The data from ESS round 11 prompts the fundamental question: when we are measuring “gender” or “sex”, what is it we are actually measuring?

Assumed cisnormativity and gender normativity blinds researchers to the fact that it is methodologically absurd to work on the basis that interviewers can accurately “observe” something like gender that does not have a fixed pattern of manifestation.

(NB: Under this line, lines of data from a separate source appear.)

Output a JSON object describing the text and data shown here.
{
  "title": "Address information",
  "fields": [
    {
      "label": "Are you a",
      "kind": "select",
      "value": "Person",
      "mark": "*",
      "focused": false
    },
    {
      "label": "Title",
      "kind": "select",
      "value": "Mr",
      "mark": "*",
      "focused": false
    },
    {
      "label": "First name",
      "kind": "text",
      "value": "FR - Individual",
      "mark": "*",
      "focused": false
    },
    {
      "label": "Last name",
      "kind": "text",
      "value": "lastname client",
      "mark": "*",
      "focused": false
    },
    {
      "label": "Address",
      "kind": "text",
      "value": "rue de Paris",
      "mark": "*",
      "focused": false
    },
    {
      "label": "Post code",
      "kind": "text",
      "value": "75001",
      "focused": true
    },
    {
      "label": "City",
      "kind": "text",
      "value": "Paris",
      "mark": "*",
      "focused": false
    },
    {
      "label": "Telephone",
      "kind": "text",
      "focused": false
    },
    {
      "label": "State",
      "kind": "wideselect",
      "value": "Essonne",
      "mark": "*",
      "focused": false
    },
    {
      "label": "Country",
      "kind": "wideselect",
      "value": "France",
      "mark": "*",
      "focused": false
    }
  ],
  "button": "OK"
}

We know that gender expression is historically and contemporarily volatile, and that societal association of notionally “gendered” traits with gender/sex classes have changed over time, yet survey designs still accommodate this assumption that “gendering” by observers is intrinsically reliable. The result can be, as we have seen, a strong androcentric bias in the data: several percent of the population who describe themselves as women may be coded as “male” by interviewers.

This should clearly not be how gender is recorded. It does not capture reality; indeed the reality is that gender/sex itself is not stable. Guidance and designs from the early years of the 21st century or before no longer reflect contemporary society, and the practice of “observer coding” is frankly an archaism.

The key challenge for the future is therefore to ensure that surveys use question designs that allow for contemporary gender data to be captured effectively, using an inclusive approach of co-design with gender minority groups, together with extensive piloting.

An example is this development approach from Ipsos, which reports that “people who are transgender or non-binary told us they find poorly worded gender questions exclusionary and difficult to answer from both an emotional and a cognitive point of view.” The answer that Ipsos reached was simple and elegant: it solicits information from participants by asking directly about gender, by using contemporary categories.

New Question: Which of the following best describes your gender? Man. Woman. Non-binary. My gender is not listed. Prefer not to say.

This starkly contrasts with the recommended approaches of the Sullivan Report, which far from engaging in co-design with minority groups, is clearly a transphobic document aimed at denying the existence of gender minorities within data and, more broadly, within society.